Why Inquiry-Based Learning Is Central to the PYP

The IB Primary Years Programme positions students as active constructors of knowledge. Rather than receiving information passively, PYP learners are encouraged to ask questions, investigate ideas, and arrive at understanding through experience. This is the essence of inquiry-based learning (IBL) — and it requires specific, deliberate teaching strategies to work well in a classroom setting.

Here are five practical approaches that experienced PYP educators use to make inquiry meaningful, structured, and genuinely student-driven.

1. Provocations That Spark Genuine Curiosity

Every unit of inquiry benefits from a strong opening provocation — a stimulus designed to surface prior knowledge and ignite curiosity. Provocations can take many forms:

  • A short video clip without explanation
  • A surprising or contradictory image
  • A real object brought into the classroom
  • A guest speaker who poses a question rather than gives answers
  • A "wonder wall" where students post questions anonymously

The key is that provocations should raise questions, not answer them. Resist the temptation to explain — let students sit with the discomfort of not knowing.
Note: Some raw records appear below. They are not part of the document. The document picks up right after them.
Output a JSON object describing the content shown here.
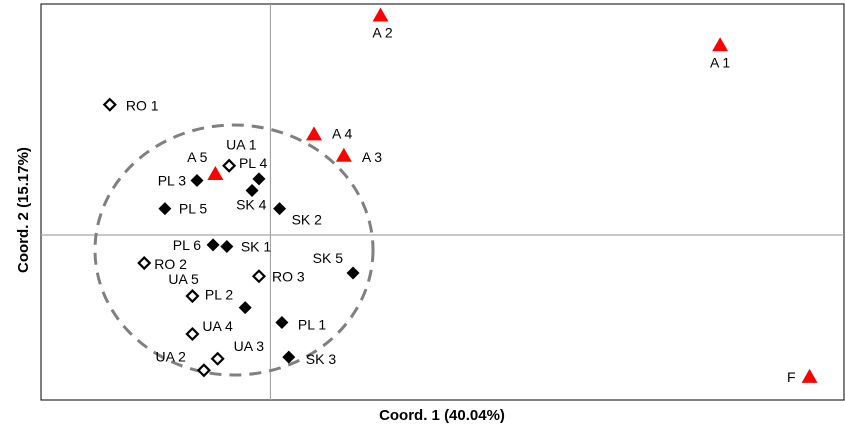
{
  "chart_data": {
    "type": "scatter",
    "xlabel": "Coord. 1 (40.04%)",
    "ylabel": "Coord. 2 (15.17%)",
    "xlim": [
      -1.0,
      2.5
    ],
    "ylim": [
      -1.0,
      1.4
    ],
    "grid": false,
    "legend": "none",
    "colors": {
      "red_triangle": "#ff0000",
      "black_diamond": "#000000",
      "open_diamond_stroke": "#000000",
      "dashed_circle": "#808080",
      "axis_line": "#a6a6a6",
      "frame": "#000000"
    },
    "series": [
      {
        "marker": "triangle",
        "color": "#ff0000",
        "points": [
          {
            "label": "A 1",
            "x": 1.96,
            "y": 1.15
          },
          {
            "label": "A 2",
            "x": 0.48,
            "y": 1.33
          },
          {
            "label": "A 3",
            "x": 0.32,
            "y": 0.48
          },
          {
            "label": "A 4",
            "x": 0.19,
            "y": 0.61
          },
          {
            "label": "A 5",
            "x": -0.24,
            "y": 0.37
          },
          {
            "label": "F",
            "x": 2.35,
            "y": -0.86
          }
        ]
      },
      {
        "marker": "diamond-filled",
        "color": "#000000",
        "points": [
          {
            "label": "PL 1",
            "x": 0.05,
            "y": -0.53
          },
          {
            "label": "PL 2",
            "x": -0.11,
            "y": -0.44
          },
          {
            "label": "PL 3",
            "x": -0.32,
            "y": 0.33
          },
          {
            "label": "PL 4",
            "x": -0.05,
            "y": 0.34
          },
          {
            "label": "PL 5",
            "x": -0.46,
            "y": 0.16
          },
          {
            "label": "PL 6",
            "x": -0.25,
            "y": -0.06
          },
          {
            "label": "SK 1",
            "x": -0.19,
            "y": -0.07
          },
          {
            "label": "SK 2",
            "x": 0.04,
            "y": 0.16
          },
          {
            "label": "SK 3",
            "x": 0.08,
            "y": -0.74
          },
          {
            "label": "SK 4",
            "x": -0.08,
            "y": 0.27
          },
          {
            "label": "SK 5",
            "x": 0.36,
            "y": -0.23
          }
        ]
      },
      {
        "marker": "diamond-open",
        "color": "#000000",
        "points": [
          {
            "label": "RO 1",
            "x": -0.7,
            "y": 0.79
          },
          {
            "label": "RO 2",
            "x": -0.55,
            "y": -0.17
          },
          {
            "label": "RO 3",
            "x": -0.05,
            "y": -0.25
          },
          {
            "label": "UA 1",
            "x": -0.18,
            "y": 0.42
          },
          {
            "label": "UA 2",
            "x": -0.29,
            "y": -0.82
          },
          {
            "label": "UA 3",
            "x": -0.23,
            "y": -0.75
          },
          {
            "label": "UA 4",
            "x": -0.34,
            "y": -0.6
          },
          {
            "label": "UA 5",
            "x": -0.34,
            "y": -0.37
          }
        ]
      }
    ]
  }
}
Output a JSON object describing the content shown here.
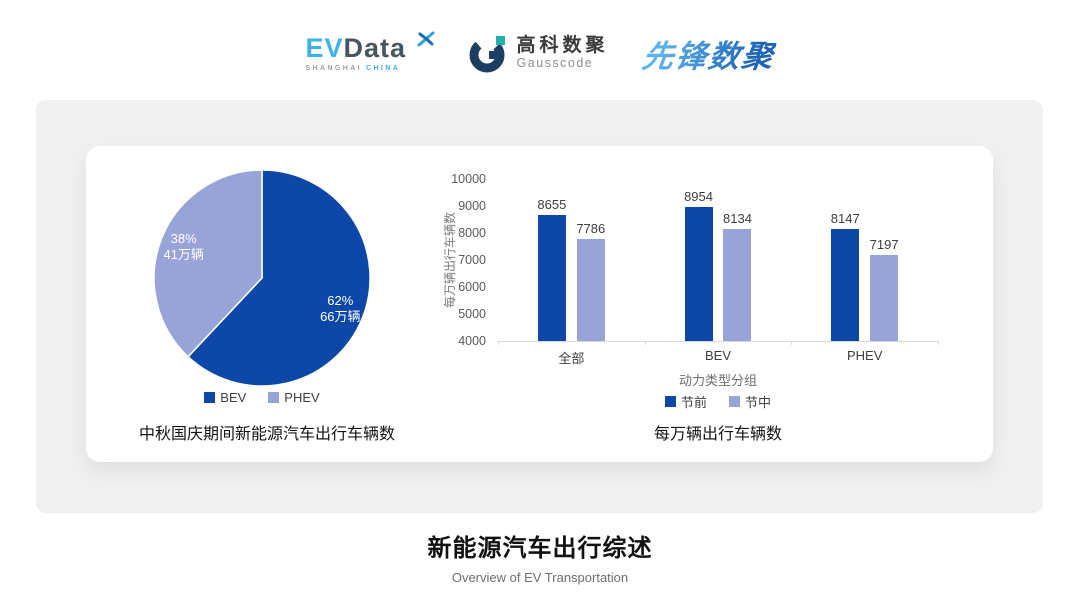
{
  "header": {
    "evdata": {
      "name_part1": "EV",
      "name_part2": "Data",
      "subtext_left": "SHANGHAI",
      "subtext_right": "CHINA"
    },
    "gausscode": {
      "name_cn": "高科数聚",
      "name_en": "Gausscode"
    },
    "pioneer": {
      "name_cn": "先锋数聚"
    }
  },
  "chart_data": [
    {
      "type": "pie",
      "title": "中秋国庆期间新能源汽车出行车辆数",
      "legend_position": "bottom",
      "start_angle_deg": 0,
      "slices": [
        {
          "label": "BEV",
          "percent": 62,
          "value_label": "66万辆",
          "color": "#0d47a8"
        },
        {
          "label": "PHEV",
          "percent": 38,
          "value_label": "41万辆",
          "color": "#98a3d7"
        }
      ]
    },
    {
      "type": "bar",
      "title": "每万辆出行车辆数",
      "xlabel": "动力类型分组",
      "ylabel": "每万辆出行车辆数",
      "categories": [
        "全部",
        "BEV",
        "PHEV"
      ],
      "series": [
        {
          "name": "节前",
          "color": "#0d47a8",
          "values": [
            8655,
            8954,
            8147
          ]
        },
        {
          "name": "节中",
          "color": "#98a3d7",
          "values": [
            7786,
            8134,
            7197
          ]
        }
      ],
      "ylim": [
        4000,
        10000
      ],
      "ytick_step": 1000,
      "grid": false,
      "legend_position": "bottom"
    }
  ],
  "footer": {
    "title": "新能源汽车出行综述",
    "subtitle": "Overview of EV Transportation"
  },
  "colors": {
    "accent_dark": "#0d47a8",
    "accent_light": "#98a3d7",
    "panel_bg": "#f0f0f1",
    "card_bg": "#ffffff"
  }
}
2. Structured Student Question Generation

Many teachers assume students naturally generate rich inquiry questions. In practice, question quality develops over time and needs scaffolding. Try the Question Formulation Technique (QFT):

  1. Present a "question focus" (a statement or image, not a question)
  2. Ask students to generate as many questions as possible — no evaluation yet
  3. Have students categorise questions as closed or open
  4. Prioritise questions as a group
  5. Reflect on what the process revealed

This structured approach gives all learners — including reluctant ones — a framework for generating meaningful questions about a topic.
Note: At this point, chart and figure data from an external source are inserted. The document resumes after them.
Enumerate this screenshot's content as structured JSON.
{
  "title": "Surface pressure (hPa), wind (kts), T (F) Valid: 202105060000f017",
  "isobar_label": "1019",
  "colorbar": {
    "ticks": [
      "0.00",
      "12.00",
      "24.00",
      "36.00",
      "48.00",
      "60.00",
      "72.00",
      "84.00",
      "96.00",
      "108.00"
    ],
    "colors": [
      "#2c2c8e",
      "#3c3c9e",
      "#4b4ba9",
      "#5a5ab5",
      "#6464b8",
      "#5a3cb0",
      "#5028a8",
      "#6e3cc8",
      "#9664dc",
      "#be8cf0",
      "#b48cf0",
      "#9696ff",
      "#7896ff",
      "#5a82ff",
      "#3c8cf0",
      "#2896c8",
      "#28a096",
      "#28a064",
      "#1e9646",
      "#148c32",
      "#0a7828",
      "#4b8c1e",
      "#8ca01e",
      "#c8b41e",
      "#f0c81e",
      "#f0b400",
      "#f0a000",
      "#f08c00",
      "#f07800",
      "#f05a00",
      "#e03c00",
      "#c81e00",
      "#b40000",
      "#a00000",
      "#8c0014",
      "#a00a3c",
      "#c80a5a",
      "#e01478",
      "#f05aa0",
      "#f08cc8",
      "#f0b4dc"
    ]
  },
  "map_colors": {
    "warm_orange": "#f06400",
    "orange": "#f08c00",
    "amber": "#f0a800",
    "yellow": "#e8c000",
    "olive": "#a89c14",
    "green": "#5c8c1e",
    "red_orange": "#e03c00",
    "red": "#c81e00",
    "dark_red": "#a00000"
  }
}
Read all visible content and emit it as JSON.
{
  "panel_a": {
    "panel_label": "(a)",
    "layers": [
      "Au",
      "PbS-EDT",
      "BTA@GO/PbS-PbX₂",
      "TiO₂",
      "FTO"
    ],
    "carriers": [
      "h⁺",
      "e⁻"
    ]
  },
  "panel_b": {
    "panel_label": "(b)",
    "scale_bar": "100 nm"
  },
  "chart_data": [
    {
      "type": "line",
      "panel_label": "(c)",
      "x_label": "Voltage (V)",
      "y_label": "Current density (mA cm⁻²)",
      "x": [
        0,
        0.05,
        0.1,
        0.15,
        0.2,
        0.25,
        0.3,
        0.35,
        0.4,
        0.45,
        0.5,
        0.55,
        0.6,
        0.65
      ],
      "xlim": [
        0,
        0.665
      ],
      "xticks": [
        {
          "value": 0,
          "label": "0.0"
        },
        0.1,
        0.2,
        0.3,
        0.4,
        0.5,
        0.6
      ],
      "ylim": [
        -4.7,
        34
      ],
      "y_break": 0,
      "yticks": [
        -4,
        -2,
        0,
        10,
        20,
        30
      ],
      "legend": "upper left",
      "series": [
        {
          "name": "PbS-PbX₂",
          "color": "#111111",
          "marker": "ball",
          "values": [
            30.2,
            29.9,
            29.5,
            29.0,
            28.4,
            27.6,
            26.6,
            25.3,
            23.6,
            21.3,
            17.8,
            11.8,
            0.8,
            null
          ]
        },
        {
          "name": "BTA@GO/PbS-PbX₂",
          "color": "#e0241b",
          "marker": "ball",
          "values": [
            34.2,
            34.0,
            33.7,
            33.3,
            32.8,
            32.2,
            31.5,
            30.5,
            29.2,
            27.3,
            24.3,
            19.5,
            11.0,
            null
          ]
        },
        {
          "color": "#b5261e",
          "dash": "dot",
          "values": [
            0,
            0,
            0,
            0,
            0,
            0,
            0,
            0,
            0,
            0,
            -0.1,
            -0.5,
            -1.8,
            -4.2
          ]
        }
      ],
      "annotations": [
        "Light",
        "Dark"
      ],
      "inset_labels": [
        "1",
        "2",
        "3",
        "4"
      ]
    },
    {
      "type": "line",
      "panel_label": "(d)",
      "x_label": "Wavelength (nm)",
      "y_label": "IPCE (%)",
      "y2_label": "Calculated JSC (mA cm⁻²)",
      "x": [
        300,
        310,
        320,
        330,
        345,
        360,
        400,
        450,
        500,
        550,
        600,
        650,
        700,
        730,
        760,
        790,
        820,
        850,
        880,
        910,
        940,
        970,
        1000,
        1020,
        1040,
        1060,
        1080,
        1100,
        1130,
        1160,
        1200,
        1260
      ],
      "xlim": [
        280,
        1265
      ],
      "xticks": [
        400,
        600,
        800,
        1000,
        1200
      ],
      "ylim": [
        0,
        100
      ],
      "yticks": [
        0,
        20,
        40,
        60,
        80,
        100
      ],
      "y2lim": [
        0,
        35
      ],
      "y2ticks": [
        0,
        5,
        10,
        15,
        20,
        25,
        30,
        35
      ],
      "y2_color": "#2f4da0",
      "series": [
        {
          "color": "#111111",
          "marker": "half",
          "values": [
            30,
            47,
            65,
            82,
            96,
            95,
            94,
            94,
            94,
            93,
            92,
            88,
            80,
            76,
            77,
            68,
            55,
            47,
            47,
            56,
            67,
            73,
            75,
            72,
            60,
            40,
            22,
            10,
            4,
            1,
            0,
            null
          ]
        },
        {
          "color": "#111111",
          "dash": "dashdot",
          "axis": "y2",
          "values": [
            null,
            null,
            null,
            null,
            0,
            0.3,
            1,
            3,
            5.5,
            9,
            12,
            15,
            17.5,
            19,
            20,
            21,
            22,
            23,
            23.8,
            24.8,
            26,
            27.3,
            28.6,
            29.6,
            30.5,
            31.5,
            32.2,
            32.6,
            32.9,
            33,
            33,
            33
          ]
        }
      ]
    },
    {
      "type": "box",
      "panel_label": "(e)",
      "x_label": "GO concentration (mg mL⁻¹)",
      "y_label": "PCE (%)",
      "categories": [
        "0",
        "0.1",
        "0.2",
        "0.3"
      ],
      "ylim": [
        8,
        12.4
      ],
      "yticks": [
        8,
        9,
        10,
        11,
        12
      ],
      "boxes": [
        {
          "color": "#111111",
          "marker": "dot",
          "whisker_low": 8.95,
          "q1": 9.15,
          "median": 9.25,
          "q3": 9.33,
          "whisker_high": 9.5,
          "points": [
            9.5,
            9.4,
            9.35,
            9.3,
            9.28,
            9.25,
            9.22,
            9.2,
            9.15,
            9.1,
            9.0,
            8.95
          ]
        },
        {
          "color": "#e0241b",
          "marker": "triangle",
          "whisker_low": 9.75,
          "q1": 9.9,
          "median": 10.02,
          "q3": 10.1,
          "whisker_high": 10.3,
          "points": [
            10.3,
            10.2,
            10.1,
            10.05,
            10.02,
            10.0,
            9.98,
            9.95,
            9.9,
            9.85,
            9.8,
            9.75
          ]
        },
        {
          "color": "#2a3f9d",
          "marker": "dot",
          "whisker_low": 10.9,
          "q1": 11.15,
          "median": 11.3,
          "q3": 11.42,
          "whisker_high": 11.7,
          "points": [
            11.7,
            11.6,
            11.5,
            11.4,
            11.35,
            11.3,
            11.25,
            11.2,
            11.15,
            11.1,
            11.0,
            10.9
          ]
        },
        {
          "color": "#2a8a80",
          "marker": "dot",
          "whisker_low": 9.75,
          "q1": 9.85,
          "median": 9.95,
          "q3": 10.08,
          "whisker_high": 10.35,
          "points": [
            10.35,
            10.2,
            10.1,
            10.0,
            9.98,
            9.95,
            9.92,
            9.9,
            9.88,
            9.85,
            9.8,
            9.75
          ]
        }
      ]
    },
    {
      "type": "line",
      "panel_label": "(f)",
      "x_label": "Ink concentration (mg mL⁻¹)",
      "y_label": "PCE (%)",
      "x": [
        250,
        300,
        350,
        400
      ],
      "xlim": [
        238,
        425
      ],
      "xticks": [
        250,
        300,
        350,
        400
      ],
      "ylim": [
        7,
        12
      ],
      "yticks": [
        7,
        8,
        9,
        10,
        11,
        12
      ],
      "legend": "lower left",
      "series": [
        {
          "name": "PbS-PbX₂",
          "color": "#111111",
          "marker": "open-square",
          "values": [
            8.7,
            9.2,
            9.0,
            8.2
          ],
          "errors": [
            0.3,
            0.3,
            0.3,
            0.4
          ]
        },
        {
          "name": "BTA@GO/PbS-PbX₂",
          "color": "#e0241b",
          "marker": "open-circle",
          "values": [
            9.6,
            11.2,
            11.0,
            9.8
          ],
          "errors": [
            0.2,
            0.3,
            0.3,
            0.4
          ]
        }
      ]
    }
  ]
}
3. Visible Thinking Routines

Developed by Harvard's Project Zero, thinking routines make the process of inquiry transparent. Popular routines used in PYP classrooms include:

  • See–Think–Wonder: Great for provocations and image analysis
  • I Used to Think… Now I Think: Excellent for tracking conceptual change
  • Claim–Support–Question: Builds evidence-based thinking
  • Connect–Extend–Challenge: Deepens reflection on new learning

These routines work best when they are used consistently so students internalise them as habits of mind rather than one-off activities.

4. Differentiated Inquiry Pathways

Not all students are ready to inquire independently at the same level. The PYP spectrum of inquiry — from structured to guided to open — gives teachers a framework for differentiation:

  • Structured inquiry: Teacher provides the question and method; students discover the answer
  • Guided inquiry: Teacher provides the question; students design the investigation
  • Open inquiry: Students generate the question and design the process

Begin the year with more structured inquiry and gradually release responsibility to students as their skills and confidence grow.

5. Authentic Summative Assessments

Assessment in the PYP should reflect the inquiry process. Rather than traditional tests, consider assessments that ask students to demonstrate understanding in context:

  • Student-led exhibitions or presentations
  • Documentaries or podcasts on their inquiry topic
  • Proposals for real-world action based on their findings
  • Portfolio reflections tied to the learner profile

The most powerful summative tasks in the PYP allow students to show not just what they know, but what they can do with what they know — and why it matters.

Building an Inquiry Culture Over Time

These strategies work best when they are embedded in a school-wide culture of inquiry — where curiosity is celebrated, mistakes are treated as data, and students trust that their questions are worth pursuing. That kind of culture takes time to build, but the classroom is where it begins.